Asked if she is looking forward to being prime minister, Ms Truss said: “I am not taking anything for granted. There is still a long way to go in this leadership election.”

But she later lashed out at “the media” for having “misinterpreted” her £8.8 billion policy pledge to cut the public sector wage bill by paying workers in cheaper areas of the country less than in more expensive parts.

In the first turbulence for her campaign, Ms Truss was forced to abandon the proposal after furious Tory colleagues warned it would lead to a “levelling down” of the nation.

Under questioning during a leadership hustings of Tory members in Cardiff, Ms Truss insisted the plan was never intended to apply to doctors, nurses and teachers.

Asked who had got the policy wrong, she said: “The media.”

But she refused to set out why the policy was being abandoned entirely if the problem was merely one of presentation.

The information put out by her campaign said the potential £8.8 billion saving from the policy depended on it being “adopted for all public sector workers in the long term”.

Mr Sunak welcomed her U-turn, saying it would have meant “almost half a million workers in Wales getting a pay cut”.

Meanwhile, renewed her attacks on Scottish First Minister Nicola Sturgeon after saying she would ignore the “attention seeker”.

The Foreign Secretary went on to criticise Ms Sturgeon’s Welsh counterpart Mark Drakeford as a “low-energy version of Jeremy Corbyn”, the former Labour leader, and his “plastic patriot” successor Sir Keir Starmer.

Ms Truss lamented “some unfortunate occurrences” during the Tory leadership race when questioned about some of the bitter blue-on-blue attacks as she said she would want fewer debates in the future.

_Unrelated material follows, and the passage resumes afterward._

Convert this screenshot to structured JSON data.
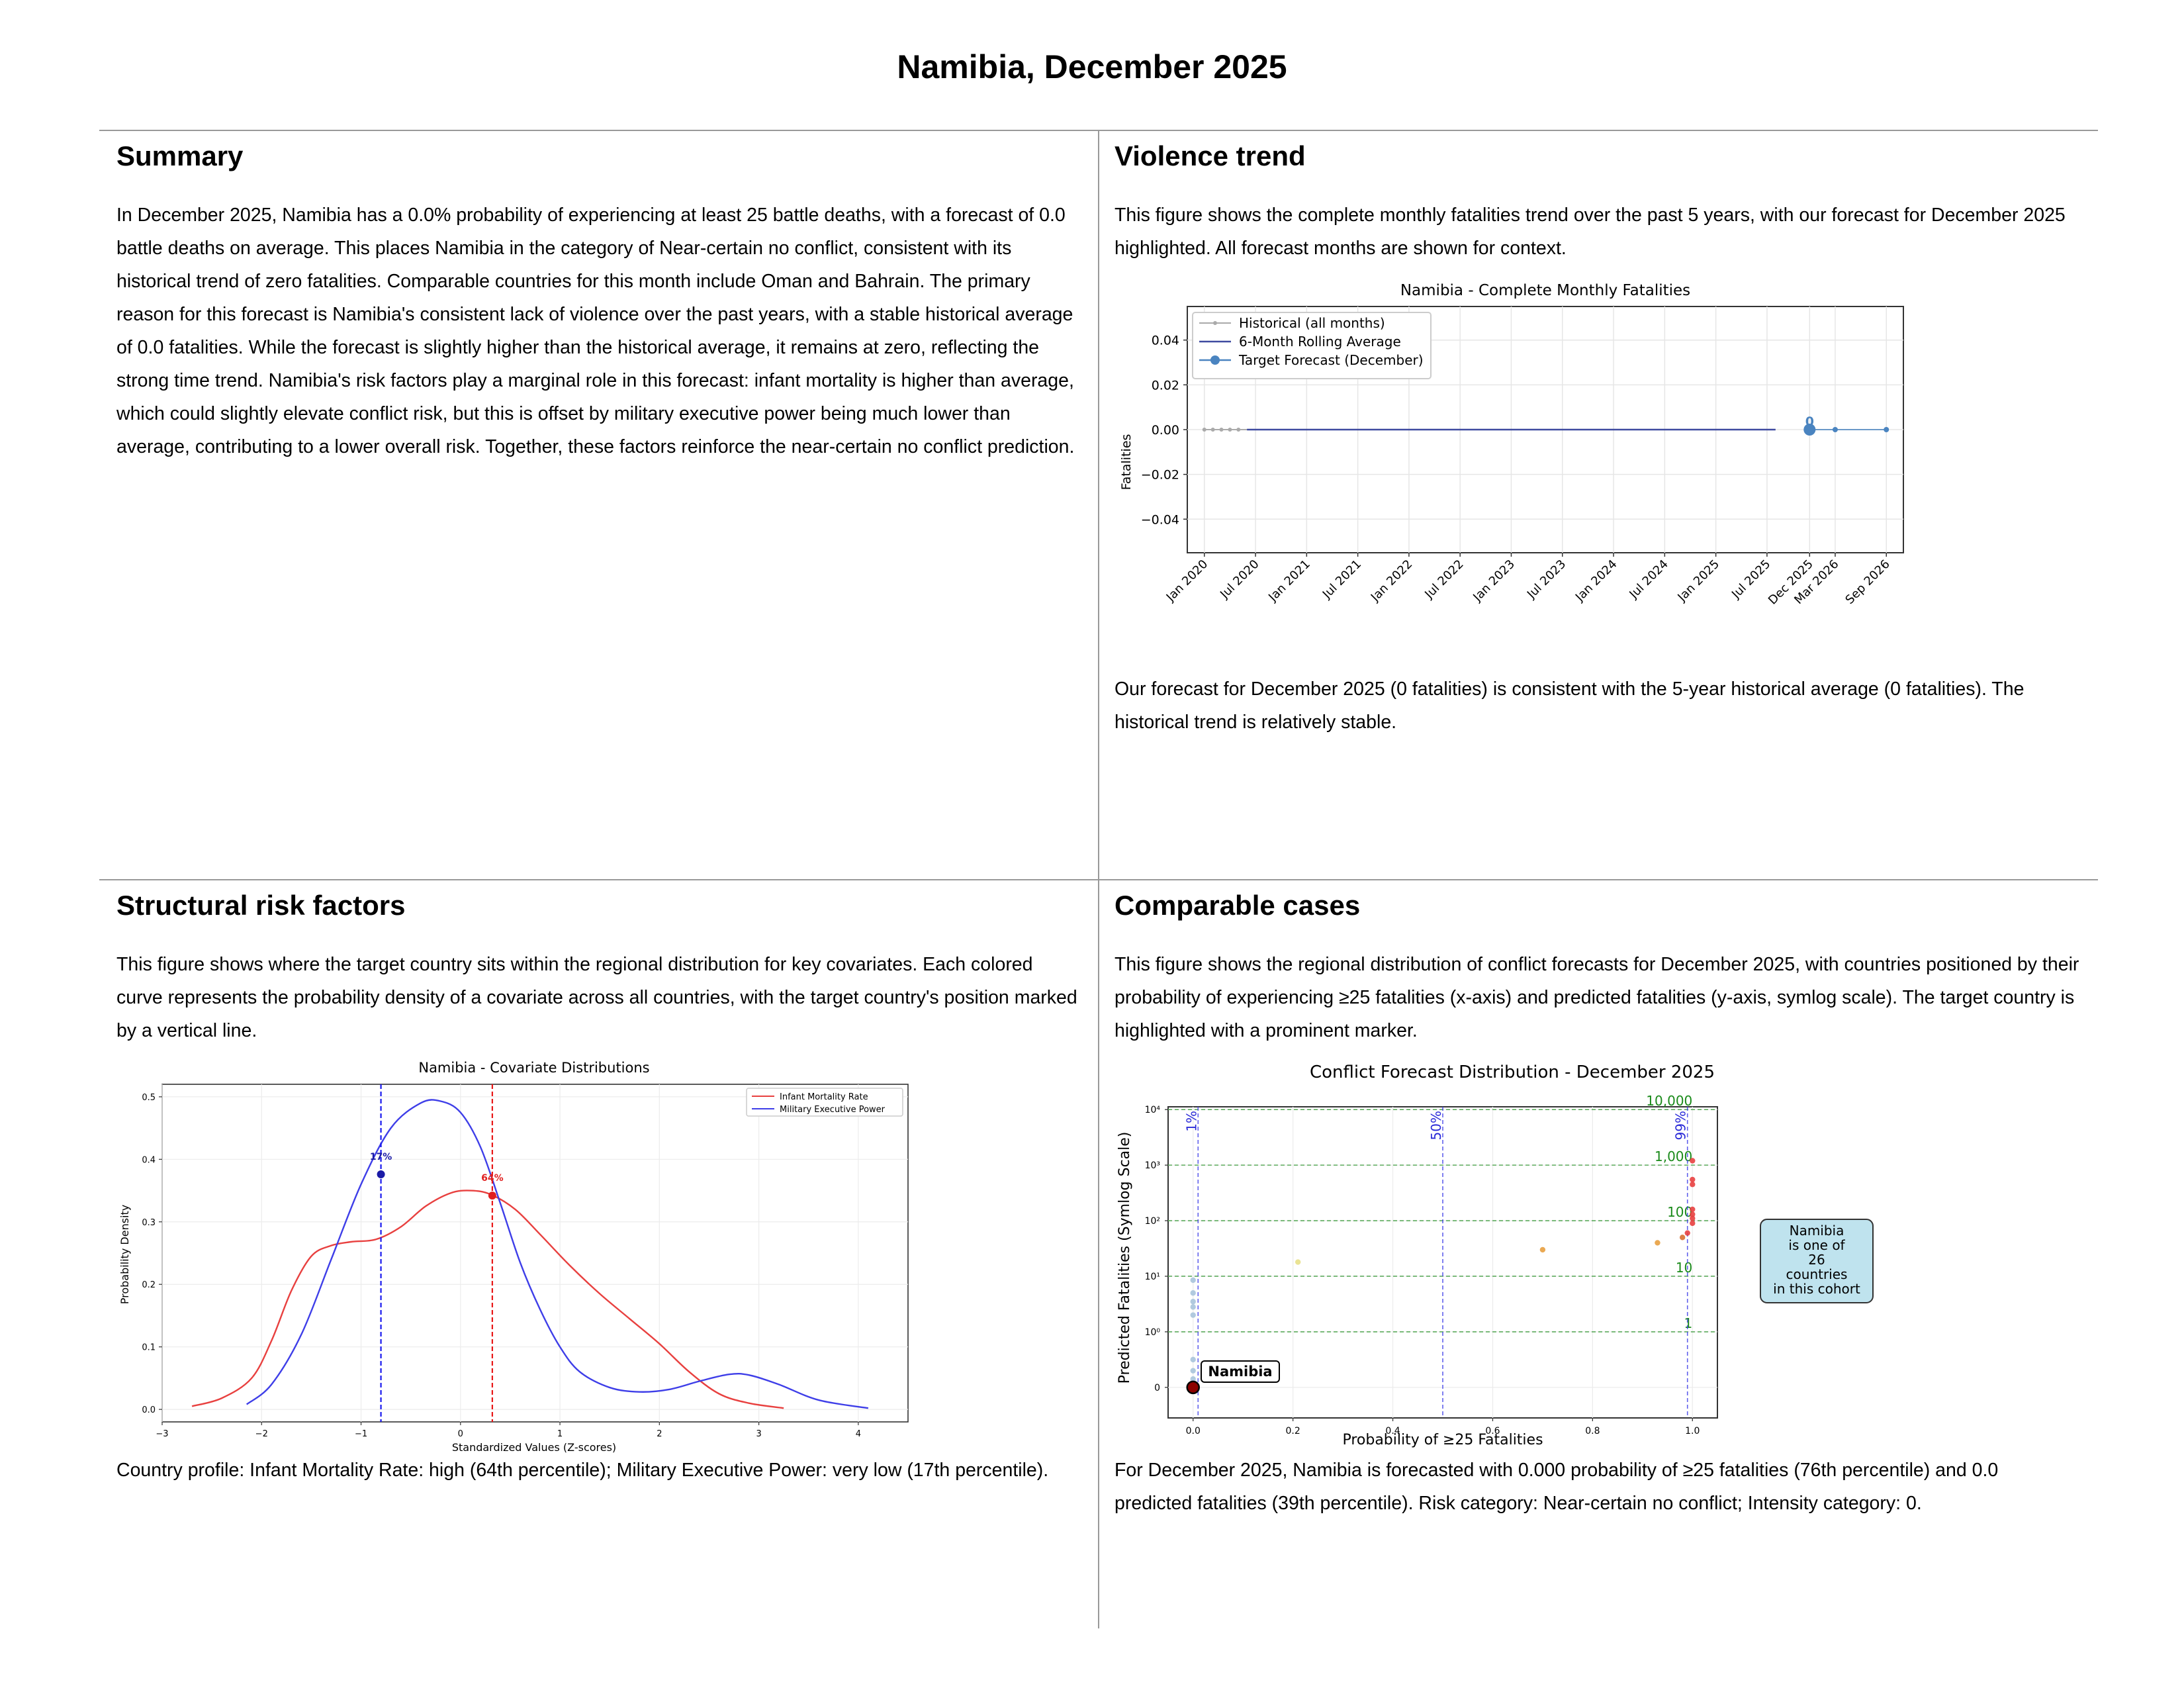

“I wouldn’t necessarily have so many debates again, I think it’s better if we’re talking to each other within the Conservative Party rather than airing our dirty linen in public,” she said.

(PA Graphics)

The first postal votes in the contest were due to be submitted this week, but the party delayed sending ballots out after advice from cyber security experts.

The party has made changes to its process on the advice of the National Cyber Security Centre (NCSC), part of GCHQ, after warnings that hackers could change members’ votes.

The ballots had been due to be sent out from Monday but could now arrive as late as Thursday August 11.

A Conservative spokesman said: “We have consulted with the NCSC throughout this process and have decided to enhance security around the ballot process.

“Eligible members will start receiving ballot packs this week.”

An NCSC spokesman said: “Defending UK democratic and electoral processes is a priority for the NCSC and we work closely with all parliamentary political parties, local authorities and MPs to provide cyber security guidance and support.

“As you would expect from the UK’s national cyber security authority, we provided advice to the Conservative Party on security considerations for online leadership voting.”

The party has been forced to abandon plans to let members change which candidate they are backing in the election process, the Telegraph reported.